Database Backups: Logical vs. Physical, Hot vs. Cold

Because databases support business-critical applications, it’s important you implement a solid data protection and disaster recovery process from the very beginning. Strong fundamentals are important at this early stage because it will be harder to modify your backup process further down the road.

You need to implement an air-tight backup plan — based on strong fundamentals — early on, and stick to it for the long term.

When it comes to database backups, you first need to determine whether you will be employing “Cold” or “Hot” backups and whether you need to recover “Physical” or “Logical” data elements as part of a data protection plan.

Cold vs. Hot Database Backup

A Cold backup process requires the database to be locked up or shut down during backup. This is the simplest and most common method used to back up databases.

A Hot database backup can be performed at any time because they do not require that the database server be taken offline for maintenance. (Although some Hot methodologies do place temporary locks on certain parts of the database) Hot backups are better suited for companies that do business on a twenty-four-hour basis or have little tolerance for downtime.

Your choice of Hot or Cold backups should be covered as part of your Recovery Time Objectives (RPOs).

Logical vs. Physical Database Backups

Once you’ve decided on your uptime requirements, you need to make decisions about what kind of data you will be backing up from your databases.
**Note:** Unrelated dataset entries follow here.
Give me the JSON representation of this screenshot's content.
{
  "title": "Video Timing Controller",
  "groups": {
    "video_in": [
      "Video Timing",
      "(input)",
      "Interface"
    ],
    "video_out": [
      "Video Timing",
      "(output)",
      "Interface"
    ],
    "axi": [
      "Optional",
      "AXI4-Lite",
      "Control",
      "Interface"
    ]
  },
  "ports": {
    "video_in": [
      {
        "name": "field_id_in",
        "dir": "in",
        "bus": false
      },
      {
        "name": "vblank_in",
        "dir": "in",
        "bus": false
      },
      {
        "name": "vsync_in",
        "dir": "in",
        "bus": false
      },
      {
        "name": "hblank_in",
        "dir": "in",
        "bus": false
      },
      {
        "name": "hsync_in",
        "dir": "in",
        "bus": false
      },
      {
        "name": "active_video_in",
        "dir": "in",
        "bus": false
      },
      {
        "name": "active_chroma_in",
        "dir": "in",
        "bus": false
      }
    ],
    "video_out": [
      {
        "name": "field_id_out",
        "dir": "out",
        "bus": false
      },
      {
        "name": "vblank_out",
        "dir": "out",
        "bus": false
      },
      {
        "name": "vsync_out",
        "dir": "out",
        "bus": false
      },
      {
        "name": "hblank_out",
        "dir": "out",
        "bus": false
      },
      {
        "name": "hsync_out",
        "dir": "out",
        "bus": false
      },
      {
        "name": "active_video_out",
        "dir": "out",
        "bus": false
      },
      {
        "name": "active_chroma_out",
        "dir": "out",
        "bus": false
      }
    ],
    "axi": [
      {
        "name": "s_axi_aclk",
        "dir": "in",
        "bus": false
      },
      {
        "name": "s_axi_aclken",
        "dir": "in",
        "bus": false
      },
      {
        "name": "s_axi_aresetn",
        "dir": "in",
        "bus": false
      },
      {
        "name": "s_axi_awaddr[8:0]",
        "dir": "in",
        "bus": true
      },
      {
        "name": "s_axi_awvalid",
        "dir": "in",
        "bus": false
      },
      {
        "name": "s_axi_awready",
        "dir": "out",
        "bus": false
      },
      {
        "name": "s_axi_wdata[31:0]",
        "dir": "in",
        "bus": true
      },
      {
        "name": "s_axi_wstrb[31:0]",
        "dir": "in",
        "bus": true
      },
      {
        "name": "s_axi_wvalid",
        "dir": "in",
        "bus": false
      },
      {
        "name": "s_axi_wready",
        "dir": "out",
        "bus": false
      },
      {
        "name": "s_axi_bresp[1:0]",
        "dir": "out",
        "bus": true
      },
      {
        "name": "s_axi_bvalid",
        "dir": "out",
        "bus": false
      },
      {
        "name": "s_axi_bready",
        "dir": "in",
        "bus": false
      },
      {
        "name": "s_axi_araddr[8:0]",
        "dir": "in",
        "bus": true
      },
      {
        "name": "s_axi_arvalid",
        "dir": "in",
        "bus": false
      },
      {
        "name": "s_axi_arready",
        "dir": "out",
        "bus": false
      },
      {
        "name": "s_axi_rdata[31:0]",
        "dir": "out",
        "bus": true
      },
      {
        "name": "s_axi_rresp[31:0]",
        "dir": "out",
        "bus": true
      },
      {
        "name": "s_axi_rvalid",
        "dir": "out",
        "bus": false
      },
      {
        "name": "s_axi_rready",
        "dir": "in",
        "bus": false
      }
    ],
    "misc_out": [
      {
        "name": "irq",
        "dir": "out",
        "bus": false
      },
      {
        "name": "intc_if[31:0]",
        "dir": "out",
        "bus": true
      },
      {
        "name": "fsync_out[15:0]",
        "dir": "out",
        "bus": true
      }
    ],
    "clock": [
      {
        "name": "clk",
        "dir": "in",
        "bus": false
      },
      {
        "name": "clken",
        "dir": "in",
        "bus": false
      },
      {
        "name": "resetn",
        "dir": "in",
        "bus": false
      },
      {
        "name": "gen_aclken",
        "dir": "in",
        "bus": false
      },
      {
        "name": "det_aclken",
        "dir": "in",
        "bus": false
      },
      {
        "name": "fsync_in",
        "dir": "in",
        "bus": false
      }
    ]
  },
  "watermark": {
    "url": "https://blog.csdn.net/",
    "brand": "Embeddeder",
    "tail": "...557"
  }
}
  1. Physical Files, such as text files, are stored as a single document on your hard drive. Although databases consist of many complex elements, these are usually aggregated into simple files on your server’s hard drive. These files can easily be backed up just like any other files on your system.
  2. Logical Data Elements such as tables, records, and their associated metadata are stored across many different locations. Backups for tables and other logical database elements usually require special tools that are designed to work with your specific database platforms. Although these types of backups are more complex, they offer more granular recovery capabilities. This is especially true when doing point-in-time recovery of tables that involve complex transactions and inter-dependencies.

Logical database backups are critical for the granular recovery of specific components. Physical backups are useful for full disaster recovery scenarios.

The choice between Logical and Physical database backups should be covered as part of your Recovery Point Objectives (RPOs).